While it’s not clear how fecal transplants are doing what they are doing, the evidence thus far suggests they are increasing short-chain fatty acids – which improve motility – and increase butyrate-producing bacteria. If that’s happening, they might be helpful in ME/CFS as both short-chain fatty acids and butyrate-producing bacteria have been found depleted in ME/CFS. (Short-chain fatty acids are produced when bacteria in the gut ferments indigestible foods and are an important energy source for cells in the gut. They have been called “crucial to gastrointestinal health“.)  As noted in a previous blog, Gulf War Illness researchers have been using treatments that increase butyrate-producing bacteria in their mouse models.

Many fecal transplant studies are underway – some in diseases not traditionally associated with the gut such as depression, multiple sclerosis, Parkinson’s disease, and diabetes. As noted earlier, at least two fecal transplant studies in Finland and Norway are underway in ME/CFS

Conclusions

While it’s not at all clear how fecal transplants or other efforts to alter the gut microbiome will fare in ME/CFS, the gut-brain axis is a real thing. The gut flora appears able to even affect the functioning of the microglial cells that are largely responsible for neuroinflammation.

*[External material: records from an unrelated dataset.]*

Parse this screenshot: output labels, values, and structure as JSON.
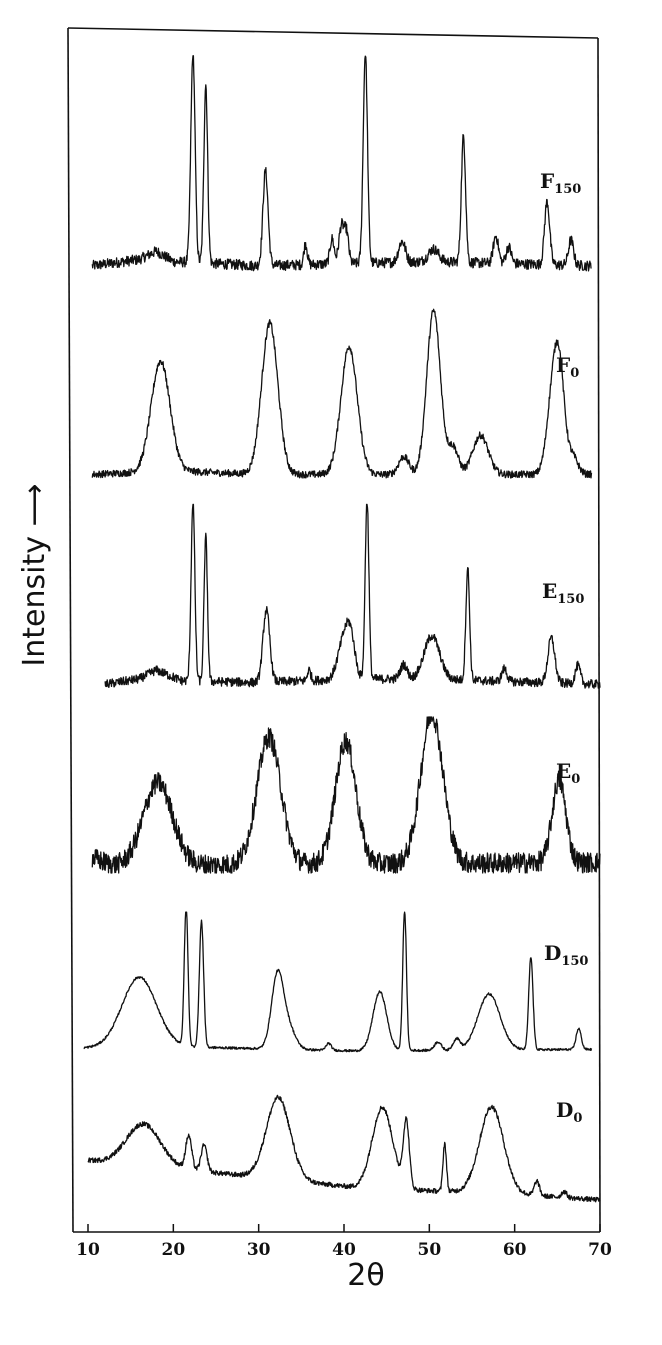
{
  "chart_data": {
    "type": "line",
    "title": "",
    "xlabel": "2θ",
    "ylabel": "Intensity ⟶",
    "xlim": [
      10,
      70
    ],
    "xticks": [
      10,
      20,
      30,
      40,
      50,
      60,
      70
    ],
    "grid": false,
    "legend": "none",
    "y_units": "arbitrary (stacked, relative intensity 0-1)",
    "series": [
      {
        "name": "F150",
        "label_main": "F",
        "label_sub": "150",
        "x_range": [
          10.5,
          69
        ],
        "background": [
          [
            10.5,
            0.02
          ],
          [
            16,
            0.05
          ],
          [
            18,
            0.09
          ],
          [
            20,
            0.04
          ],
          [
            30,
            0.02
          ],
          [
            50,
            0.04
          ],
          [
            69,
            0.02
          ]
        ],
        "peaks": [
          {
            "x": 22.3,
            "h": 1.0,
            "w": 0.25
          },
          {
            "x": 23.8,
            "h": 0.85,
            "w": 0.22
          },
          {
            "x": 30.8,
            "h": 0.45,
            "w": 0.3
          },
          {
            "x": 35.5,
            "h": 0.1,
            "w": 0.2
          },
          {
            "x": 38.6,
            "h": 0.12,
            "w": 0.25
          },
          {
            "x": 39.7,
            "h": 0.18,
            "w": 0.3
          },
          {
            "x": 40.3,
            "h": 0.14,
            "w": 0.25
          },
          {
            "x": 42.5,
            "h": 1.0,
            "w": 0.25
          },
          {
            "x": 46.8,
            "h": 0.1,
            "w": 0.4
          },
          {
            "x": 50.5,
            "h": 0.06,
            "w": 0.6
          },
          {
            "x": 54.0,
            "h": 0.6,
            "w": 0.25
          },
          {
            "x": 57.8,
            "h": 0.13,
            "w": 0.3
          },
          {
            "x": 59.3,
            "h": 0.08,
            "w": 0.3
          },
          {
            "x": 63.8,
            "h": 0.3,
            "w": 0.3
          },
          {
            "x": 66.6,
            "h": 0.12,
            "w": 0.3
          }
        ],
        "noise": 0.025
      },
      {
        "name": "F0",
        "label_main": "F",
        "label_sub": "0",
        "x_range": [
          10.5,
          69
        ],
        "background": [
          [
            10.5,
            0.02
          ],
          [
            20,
            0.04
          ],
          [
            30,
            0.02
          ],
          [
            69,
            0.02
          ]
        ],
        "peaks": [
          {
            "x": 18.5,
            "h": 0.62,
            "w": 1.1
          },
          {
            "x": 31.3,
            "h": 0.85,
            "w": 0.95
          },
          {
            "x": 40.6,
            "h": 0.72,
            "w": 0.95
          },
          {
            "x": 47.0,
            "h": 0.1,
            "w": 0.6
          },
          {
            "x": 50.5,
            "h": 0.92,
            "w": 0.8
          },
          {
            "x": 52.8,
            "h": 0.15,
            "w": 0.6
          },
          {
            "x": 56.0,
            "h": 0.22,
            "w": 0.9
          },
          {
            "x": 64.5,
            "h": 0.45,
            "w": 0.7
          },
          {
            "x": 65.3,
            "h": 0.45,
            "w": 0.6
          },
          {
            "x": 66.8,
            "h": 0.1,
            "w": 0.6
          }
        ],
        "noise": 0.02
      },
      {
        "name": "E150",
        "label_main": "E",
        "label_sub": "150",
        "x_range": [
          12,
          70
        ],
        "background": [
          [
            12,
            0.02
          ],
          [
            16,
            0.05
          ],
          [
            18,
            0.1
          ],
          [
            21,
            0.04
          ],
          [
            30,
            0.03
          ],
          [
            41,
            0.05
          ],
          [
            50,
            0.05
          ],
          [
            70,
            0.02
          ]
        ],
        "peaks": [
          {
            "x": 22.3,
            "h": 1.0,
            "w": 0.22
          },
          {
            "x": 23.8,
            "h": 0.8,
            "w": 0.2
          },
          {
            "x": 30.9,
            "h": 0.4,
            "w": 0.4
          },
          {
            "x": 35.9,
            "h": 0.06,
            "w": 0.2
          },
          {
            "x": 40.0,
            "h": 0.22,
            "w": 0.7
          },
          {
            "x": 40.8,
            "h": 0.18,
            "w": 0.5
          },
          {
            "x": 42.7,
            "h": 1.0,
            "w": 0.22
          },
          {
            "x": 47.0,
            "h": 0.08,
            "w": 0.4
          },
          {
            "x": 50.3,
            "h": 0.24,
            "w": 0.9
          },
          {
            "x": 54.5,
            "h": 0.62,
            "w": 0.22
          },
          {
            "x": 58.8,
            "h": 0.07,
            "w": 0.3
          },
          {
            "x": 64.3,
            "h": 0.25,
            "w": 0.4
          },
          {
            "x": 67.4,
            "h": 0.1,
            "w": 0.3
          }
        ],
        "noise": 0.025
      },
      {
        "name": "E0",
        "label_main": "E",
        "label_sub": "0",
        "x_range": [
          10.5,
          70
        ],
        "background": [
          [
            10.5,
            0.08
          ],
          [
            13,
            0.03
          ],
          [
            70,
            0.05
          ]
        ],
        "peaks": [
          {
            "x": 18.2,
            "h": 0.55,
            "w": 1.7
          },
          {
            "x": 31.2,
            "h": 0.85,
            "w": 1.4
          },
          {
            "x": 40.2,
            "h": 0.82,
            "w": 1.2
          },
          {
            "x": 50.3,
            "h": 1.0,
            "w": 1.3
          },
          {
            "x": 65.2,
            "h": 0.55,
            "w": 0.8
          }
        ],
        "noise": 0.07
      },
      {
        "name": "D150",
        "label_main": "D",
        "label_sub": "150",
        "x_range": [
          9.5,
          69
        ],
        "background": [
          [
            9.5,
            0.05
          ],
          [
            20,
            0.06
          ],
          [
            27,
            0.05
          ],
          [
            41,
            0.03
          ],
          [
            69,
            0.04
          ]
        ],
        "peaks": [
          {
            "x": 16.0,
            "h": 0.5,
            "w": 2.0
          },
          {
            "x": 21.5,
            "h": 1.0,
            "w": 0.22
          },
          {
            "x": 23.3,
            "h": 0.9,
            "w": 0.25
          },
          {
            "x": 32.2,
            "h": 0.52,
            "w": 0.7
          },
          {
            "x": 33.5,
            "h": 0.15,
            "w": 0.8
          },
          {
            "x": 38.2,
            "h": 0.05,
            "w": 0.3
          },
          {
            "x": 44.2,
            "h": 0.42,
            "w": 0.8
          },
          {
            "x": 47.1,
            "h": 1.0,
            "w": 0.22
          },
          {
            "x": 51.0,
            "h": 0.06,
            "w": 0.4
          },
          {
            "x": 53.2,
            "h": 0.08,
            "w": 0.4
          },
          {
            "x": 57.0,
            "h": 0.4,
            "w": 1.3
          },
          {
            "x": 61.9,
            "h": 0.66,
            "w": 0.25
          },
          {
            "x": 67.5,
            "h": 0.15,
            "w": 0.3
          }
        ],
        "noise": 0.008
      },
      {
        "name": "D0",
        "label_main": "D",
        "label_sub": "0",
        "x_range": [
          10,
          70
        ],
        "background": [
          [
            10,
            0.33
          ],
          [
            14,
            0.3
          ],
          [
            26,
            0.22
          ],
          [
            42,
            0.1
          ],
          [
            60,
            0.05
          ],
          [
            70,
            0.0
          ]
        ],
        "peaks": [
          {
            "x": 16.5,
            "h": 0.35,
            "w": 2.0
          },
          {
            "x": 21.8,
            "h": 0.28,
            "w": 0.35
          },
          {
            "x": 23.6,
            "h": 0.22,
            "w": 0.35
          },
          {
            "x": 32.3,
            "h": 0.68,
            "w": 1.4
          },
          {
            "x": 44.5,
            "h": 0.68,
            "w": 1.2
          },
          {
            "x": 47.3,
            "h": 0.55,
            "w": 0.35
          },
          {
            "x": 51.8,
            "h": 0.4,
            "w": 0.2
          },
          {
            "x": 57.3,
            "h": 0.72,
            "w": 1.4
          },
          {
            "x": 62.6,
            "h": 0.12,
            "w": 0.3
          },
          {
            "x": 65.8,
            "h": 0.05,
            "w": 0.3
          }
        ],
        "noise": 0.02
      }
    ]
  }
}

The Chinese study had several limitations but did suggest that fecal transplants may be able to improve gut and other symptoms such as fatigue over the long term. As the effects can decline over time, a fecal transplant or transplants may be needed yearly.

Another review reported mixed results with IBS fecal transplant studies, suggesting that having a good donor is critical, and laid out the characteristics of a good donor, providing the intriguing possibility of matching donors to patients by assessing their microbial composition.

At least 60 grams of poop appear to be needed to achieve a good effect across a broad swath of people. While the Chinese study found that capsules worked, other studies have found that colonoscopy/nasointestinal tubes worked better. How many fecal transplants are needed to have an effect is unclear. The Chinese study first used an antibiotic for three days, followed by fecal transplants for six days. Some studies provide only one fecal transplant.

It’s remarkable that one or several fecal transplants could possibly have long-term effects on IBS, fatigue, and other symptoms. Fecal transplants also interestingly appear to enhance the same elements of the gut flora that studies found depleted in ME/CFS. One ME/CFS patient reported that he’d completely recovered (after ten transplants). The first ME/CFS fecal transplant study, while not very rigorous, had good results, and two better produced studies are underway.